Con el tiempo el joven comprendió que la verdadera fuerza de un guerrero no está en atacar, sino en dominar su propia fuerza.

Esta enseñanza es profundamente aplicable a la educación de los jóvenes:
las energías humanas no son malas ni peligrosas; lo importante es aprender a dirigirlas con conciencia.


La transmutación como educación de la energía

Según la enseñanza de Samael Aun Weor, cuando la energía creadora se transforma conscientemente puede convertirse en cualidades superiores.

El ser humano puede transformar esa energía en:

  • voluntad

  • creatividad

  • inteligencia

  • inspiración

  • paciencia

  • claridad mental.

Por esta razón, la educación gnóstica propone orientar a los jóvenes hacia actividades que canalicen positivamente su energía.

Entre ellas:

  • el deporte

  • el arte

  • la música

  • el estudio

  • la meditación

  • la respiración consciente.

Estas prácticas ayudan a equilibrar el cuerpo, la mente y las emociones.

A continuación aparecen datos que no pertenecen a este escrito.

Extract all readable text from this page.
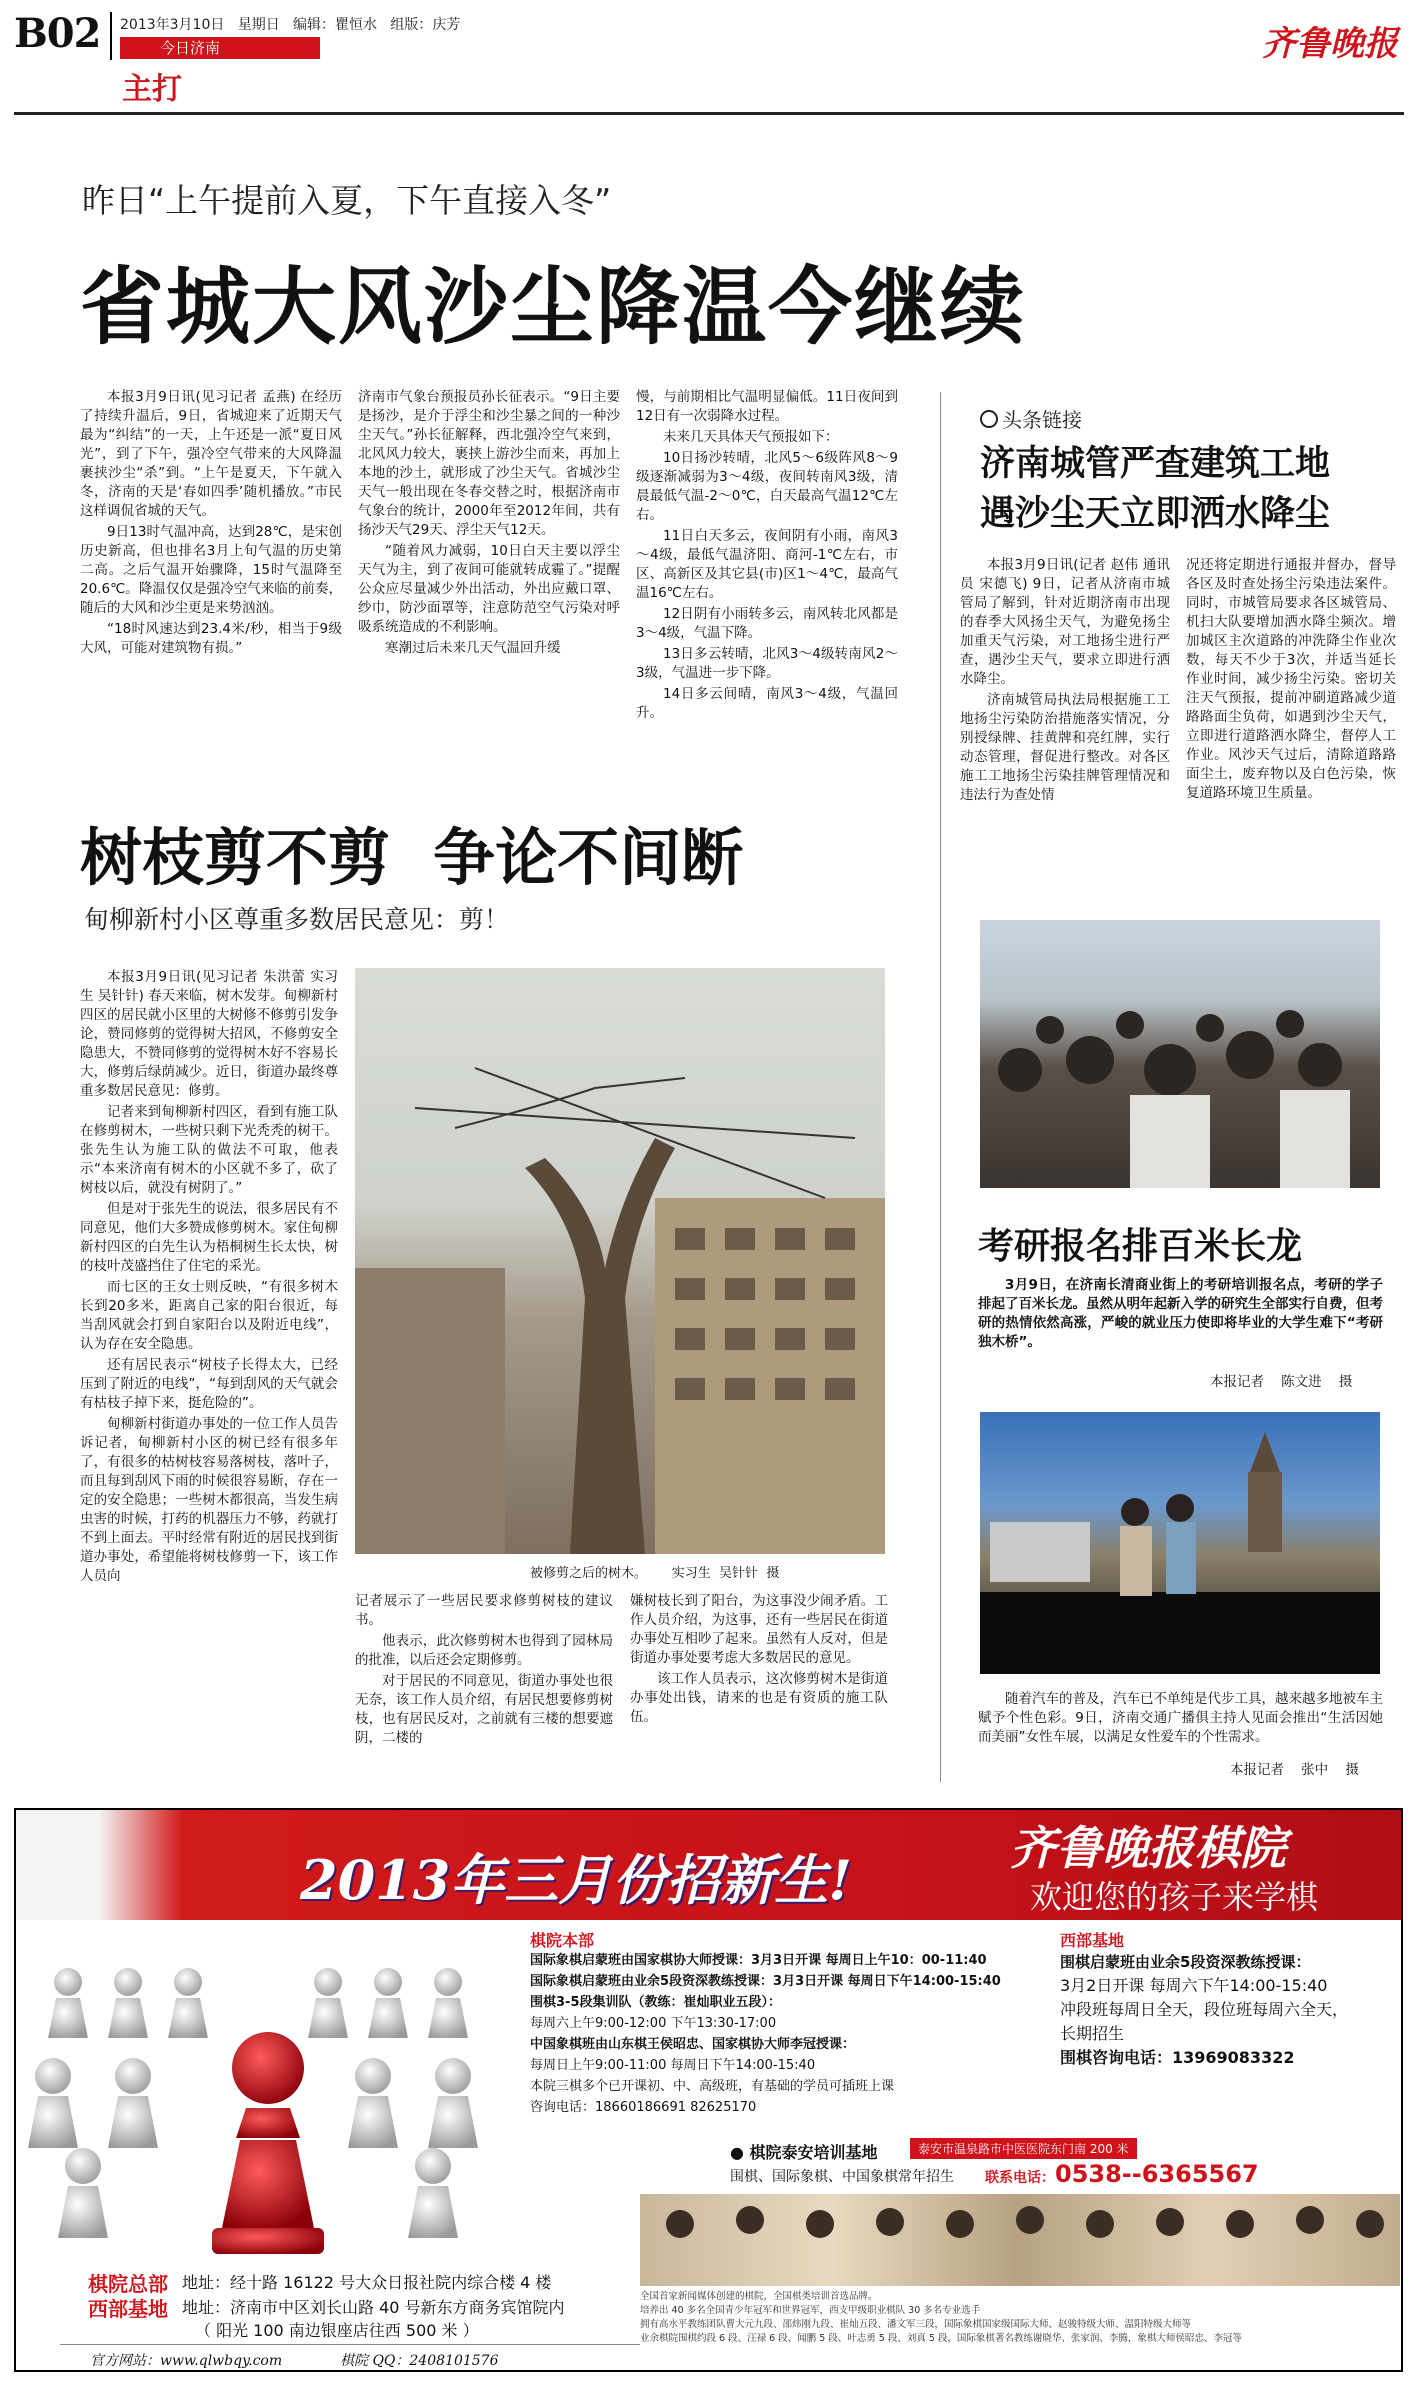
B02 2013年3月10日   星期日   编辑：瞿恒水   组版：庆芳
今日济南
主打
齐鲁晚报
昨日“上午提前入夏，下午直接入冬”
省城大风沙尘降温今继续

本报3月9日讯(见习记者 孟燕) 在经历了持续升温后，9日，省城迎来了近期天气最为“纠结”的一天，上午还是一派“夏日风光”，到了下午，强冷空气带来的大风降温裹挟沙尘“杀”到。“上午是夏天，下午就入冬，济南的天是‘春如四季’随机播放。”市民这样调侃省城的天气。

9日13时气温冲高，达到28℃，是宋创历史新高，但也排名3月上旬气温的历史第二高。之后气温开始骤降，15时气温降至20.6℃。降温仅仅是强冷空气来临的前奏，随后的大风和沙尘更是来势汹汹。

“18时风速达到23.4米/秒，相当于9级大风，可能对建筑物有损。”

济南市气象台预报员孙长征表示。“9日主要是扬沙，是介于浮尘和沙尘暴之间的一种沙尘天气。”孙长征解释，西北强冷空气来到，北风风力较大，裹挟上游沙尘而来，再加上本地的沙土，就形成了沙尘天气。省城沙尘天气一般出现在冬春交替之时，根据济南市气象台的统计，2000年至2012年间，共有扬沙天气29天、浮尘天气12天。

“随着风力减弱，10日白天主要以浮尘天气为主，到了夜间可能就转成霾了。”提醒公众应尽量减少外出活动，外出应戴口罩、纱巾，防沙面罩等，注意防范空气污染对呼吸系统造成的不利影响。

寒潮过后未来几天气温回升缓

慢，与前期相比气温明显偏低。11日夜间到12日有一次弱降水过程。

未来几天具体天气预报如下：

10日扬沙转晴，北风5～6级阵风8～9级逐渐减弱为3～4级，夜间转南风3级，清晨最低气温-2～0℃，白天最高气温12℃左右。

11日白天多云，夜间阴有小雨，南风3～4级，最低气温济阳、商河-1℃左右，市区、高新区及其它县(市)区1～4℃，最高气温16℃左右。

12日阴有小雨转多云，南风转北风都是3～4级，气温下降。

13日多云转晴，北风3～4级转南风2～3级，气温进一步下降。

14日多云间晴，南风3～4级，气温回升。

头条链接
济南城管严查建筑工地
遇沙尘天立即洒水降尘

本报3月9日讯(记者 赵伟 通讯员 宋德飞) 9日，记者从济南市城管局了解到，针对近期济南市出现的春季大风扬尘天气，为避免扬尘加重天气污染，对工地扬尘进行严查，遇沙尘天气，要求立即进行洒水降尘。

济南城管局执法局根据施工工地扬尘污染防治措施落实情况，分别授绿牌、挂黄牌和亮红牌，实行动态管理，督促进行整改。对各区施工工地扬尘污染挂牌管理情况和违法行为查处情

况还将定期进行通报并督办，督导各区及时查处扬尘污染违法案件。同时，市城管局要求各区城管局、机扫大队要增加洒水降尘频次。增加城区主次道路的冲洗降尘作业次数，每天不少于3次，并适当延长作业时间，减少扬尘污染。密切关注天气预报，提前冲刷道路减少道路路面尘负荷，如遇到沙尘天气，立即进行道路洒水降尘，督停人工作业。风沙天气过后，清除道路路面尘土，废弃物以及白色污染，恢复道路环境卫生质量。

树枝剪不剪  争论不间断
甸柳新村小区尊重多数居民意见：剪！

本报3月9日讯(见习记者 朱洪蕾 实习生 吴针针) 春天来临，树木发芽。甸柳新村四区的居民就小区里的大树修不修剪引发争论，赞同修剪的觉得树大招风，不修剪安全隐患大，不赞同修剪的觉得树木好不容易长大，修剪后绿荫减少。近日，街道办最终尊重多数居民意见：修剪。

记者来到甸柳新村四区，看到有施工队在修剪树木，一些树只剩下光秃秃的树干。张先生认为施工队的做法不可取，他表示“本来济南有树木的小区就不多了，砍了树枝以后，就没有树阴了。”

但是对于张先生的说法，很多居民有不同意见，他们大多赞成修剪树木。家住甸柳新村四区的白先生认为梧桐树生长太快，树的枝叶茂盛挡住了住宅的采光。

而七区的王女士则反映，“有很多树木长到20多米，距离自己家的阳台很近，每当刮风就会打到自家阳台以及附近电线”，认为存在安全隐患。

还有居民表示“树枝子长得太大，已经压到了附近的电线”，“每到刮风的天气就会有枯枝子掉下来，挺危险的”。

甸柳新村街道办事处的一位工作人员告诉记者，甸柳新村小区的树已经有很多年了，有很多的枯树枝容易落树枝，落叶子，而且每到刮风下雨的时候很容易断，存在一定的安全隐患；一些树木都很高，当发生病虫害的时候，打药的机器压力不够，药就打不到上面去。平时经常有附近的居民找到街道办事处，希望能将树枝修剪一下，该工作人员向	被修剪之后的树木。      实习生  吴针针  摄

记者展示了一些居民要求修剪树枝的建议书。

他表示，此次修剪树木也得到了园林局的批准，以后还会定期修剪。

对于居民的不同意见，街道办事处也很无奈，该工作人员介绍，有居民想要修剪树枝，也有居民反对，之前就有三楼的想要遮阴，二楼的

嫌树枝长到了阳台，为这事没少闹矛盾。工作人员介绍，为这事，还有一些居民在街道办事处互相吵了起来。虽然有人反对，但是街道办事处要考虑大多数居民的意见。

该工作人员表示，这次修剪树木是街道办事处出钱，请来的也是有资质的施工队伍。

考研报名排百米长龙

3月9日，在济南长清商业街上的考研培训报名点，考研的学子排起了百米长龙。虽然从明年起新入学的研究生全部实行自费，但考研的热情依然高涨，严峻的就业压力使即将毕业的大学生难下“考研独木桥”。

本报记者    陈文进    摄

随着汽车的普及，汽车已不单纯是代步工具，越来越多地被车主赋予个性色彩。9日，济南交通广播俱主持人见面会推出“生活因她而美丽”女性车展，以满足女性爱车的个性需求。

本报记者    张中    摄
2013年三月份招新生!	齐鲁晚报棋院
欢迎您的孩子来学棋
棋院本部
国际象棋启蒙班由国家棋协大师授课：3月3日开课 每周日上午10：00-11:40
国际象棋启蒙班由业余5段资深教练授课：3月3日开课 每周日下午14:00-15:40
围棋3-5段集训队（教练：崔灿职业五段）：
每周六上午9:00-12:00 下午13:30-17:00
中国象棋班由山东棋王侯昭忠、国家棋协大师李冠授课：
每周日上午9:00-11:00 每周日下午14:00-15:40
本院三棋多个已开课初、中、高级班，有基础的学员可插班上课
咨询电话：18660186691 82625170
西部基地
围棋启蒙班由业余5段资深教练授课：
3月2日开课 每周六下午14:00-15:40
冲段班每周日全天，段位班每周六全天，
长期招生
围棋咨询电话：13969083322
● 棋院泰安培训基地	泰安市温泉路市中医医院东门南 200 米
围棋、国际象棋、中国象棋常年招生 联系电话：0538--6365567
棋院总部 地址：经十路 16122 号大众日报社院内综合楼 4 楼
西部基地 地址：济南市中区刘长山路 40 号新东方商务宾馆院内
（ 阳光 100 南边银座店往西 500 米 ）
官方网站：www.qlwbqy.com	棋院 QQ：2408101576
全国首家新闻媒体创建的棋院，全国棋类培训首选品牌。
培养出 40 多名全国青少年冠军和世界冠军，西支甲级职业棋队 30 多名专业选手
拥有高水平教练团队曹大元九段、邵炜刚九段、崔灿五段、潘文军三段，国际象棋国家级国际大师、赵骏特级大师、温阳特级大师等
业余棋院围棋约段 6 段、汪禄 6 段、闻鹏 5 段、叶志勇 5 段、刘真 5 段，国际象棋著名教练谢晓华、张家润、李腾，象棋大师侯昭忠、李冠等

Tercera historia: El jardín abandonado

Un hombre tenía un jardín hermoso lleno de flores.

Pero dejó de cuidarlo.

Con el tiempo comenzaron a crecer malezas y espinas.

Un jardinero sabio le dijo entonces:

“La naturaleza siempre produce algo. Si no cultivas flores, crecerán espinas.”

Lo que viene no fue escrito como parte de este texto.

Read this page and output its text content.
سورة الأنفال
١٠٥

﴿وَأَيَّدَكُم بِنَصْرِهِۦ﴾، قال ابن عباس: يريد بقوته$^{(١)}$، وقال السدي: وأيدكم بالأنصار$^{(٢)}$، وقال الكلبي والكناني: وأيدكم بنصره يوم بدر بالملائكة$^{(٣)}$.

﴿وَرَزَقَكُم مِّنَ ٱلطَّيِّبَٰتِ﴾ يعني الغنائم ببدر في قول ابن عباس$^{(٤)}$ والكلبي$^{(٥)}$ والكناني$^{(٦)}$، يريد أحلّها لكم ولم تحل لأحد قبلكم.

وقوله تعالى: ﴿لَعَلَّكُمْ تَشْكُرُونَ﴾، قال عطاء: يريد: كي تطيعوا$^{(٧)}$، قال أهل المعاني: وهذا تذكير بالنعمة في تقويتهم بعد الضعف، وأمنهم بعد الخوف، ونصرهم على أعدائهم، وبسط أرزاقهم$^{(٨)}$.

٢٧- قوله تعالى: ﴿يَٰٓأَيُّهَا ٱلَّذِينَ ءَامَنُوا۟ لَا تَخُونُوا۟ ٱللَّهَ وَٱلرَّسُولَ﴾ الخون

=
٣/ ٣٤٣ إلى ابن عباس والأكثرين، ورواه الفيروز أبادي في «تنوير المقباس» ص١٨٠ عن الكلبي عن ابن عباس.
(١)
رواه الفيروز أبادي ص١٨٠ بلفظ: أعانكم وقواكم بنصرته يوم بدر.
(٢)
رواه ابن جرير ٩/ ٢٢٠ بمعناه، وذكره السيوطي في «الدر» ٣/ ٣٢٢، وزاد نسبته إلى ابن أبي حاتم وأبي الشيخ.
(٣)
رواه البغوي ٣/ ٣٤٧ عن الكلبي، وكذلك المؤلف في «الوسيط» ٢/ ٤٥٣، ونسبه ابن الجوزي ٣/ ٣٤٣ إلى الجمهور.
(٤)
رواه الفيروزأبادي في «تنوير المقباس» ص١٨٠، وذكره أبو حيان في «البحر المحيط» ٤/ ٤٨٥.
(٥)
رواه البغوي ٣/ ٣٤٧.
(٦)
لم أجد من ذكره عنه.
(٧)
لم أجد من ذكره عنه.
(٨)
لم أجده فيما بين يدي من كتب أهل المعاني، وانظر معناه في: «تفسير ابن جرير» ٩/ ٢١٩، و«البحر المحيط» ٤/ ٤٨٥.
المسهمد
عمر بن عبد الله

El hombre comprendió que debía volver a cuidar su jardín.

Esta historia nos recuerda que la mente y las energías humanas necesitan cultivarse.

Cuando los jóvenes aprenden a dirigir su energía hacia actividades creativas y constructivas, esa energía produce virtudes y crecimiento interior.

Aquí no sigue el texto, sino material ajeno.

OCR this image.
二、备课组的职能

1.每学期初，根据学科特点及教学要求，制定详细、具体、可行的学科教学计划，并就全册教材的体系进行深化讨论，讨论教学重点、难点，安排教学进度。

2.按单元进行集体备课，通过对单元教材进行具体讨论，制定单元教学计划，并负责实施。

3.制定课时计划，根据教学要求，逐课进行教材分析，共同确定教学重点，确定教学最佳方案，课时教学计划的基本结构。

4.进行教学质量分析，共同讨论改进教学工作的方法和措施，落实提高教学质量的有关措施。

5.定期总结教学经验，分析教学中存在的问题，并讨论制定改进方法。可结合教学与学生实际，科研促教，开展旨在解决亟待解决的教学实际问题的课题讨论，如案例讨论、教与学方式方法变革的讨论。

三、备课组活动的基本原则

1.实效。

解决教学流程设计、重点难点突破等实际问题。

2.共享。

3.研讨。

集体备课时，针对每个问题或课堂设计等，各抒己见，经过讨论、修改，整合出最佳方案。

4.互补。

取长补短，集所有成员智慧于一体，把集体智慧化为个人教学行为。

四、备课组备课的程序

El papel fundamental de los padres

Los padres tienen una misión muy importante.

No basta con enseñar reglas o prohibiciones.
Los jóvenes necesitan comprender el valor de su energía y aprender a respetarla.

Esto requiere tres cosas:

1. Orientación clara
Hablar con naturalidad sobre el valor de la energía creadora.

2. Ejemplo personal
Los hijos aprenden más del ejemplo que de las palabras.

3. Formación del carácter
Guiarlos hacia la disciplina, el estudio, el arte y el desarrollo interior.


Formar seres humanos conscientes

Educar a un niño o a un adolescente en el respeto por la energía creadora es ayudarlo a construir:

  • carácter

  • voluntad

  • claridad interior.

No se trata simplemente de evitar errores, sino de formar seres humanos capaces de gobernarse a sí mismos.

Ese es uno de los grandes objetivos de la educación espiritual.


Reflexión final

Cada ser humano lleva dentro de sí una energía extraordinaria.

Cuando esa energía se desperdicia, la vida pierde fuerza y dirección.

Pero cuando se comprende y se transforma, se convierte en una fuente de conciencia, creatividad y desarrollo espiritual.

Educar esa energía en nuestros hijos es una de las tareas más importantes de la familia.

Porque al final, como enseñaba el Venerable Maestro Samael Aun Weor, el verdadero camino del ser humano consiste en transformar sus energías en luz, conciencia y sabiduría.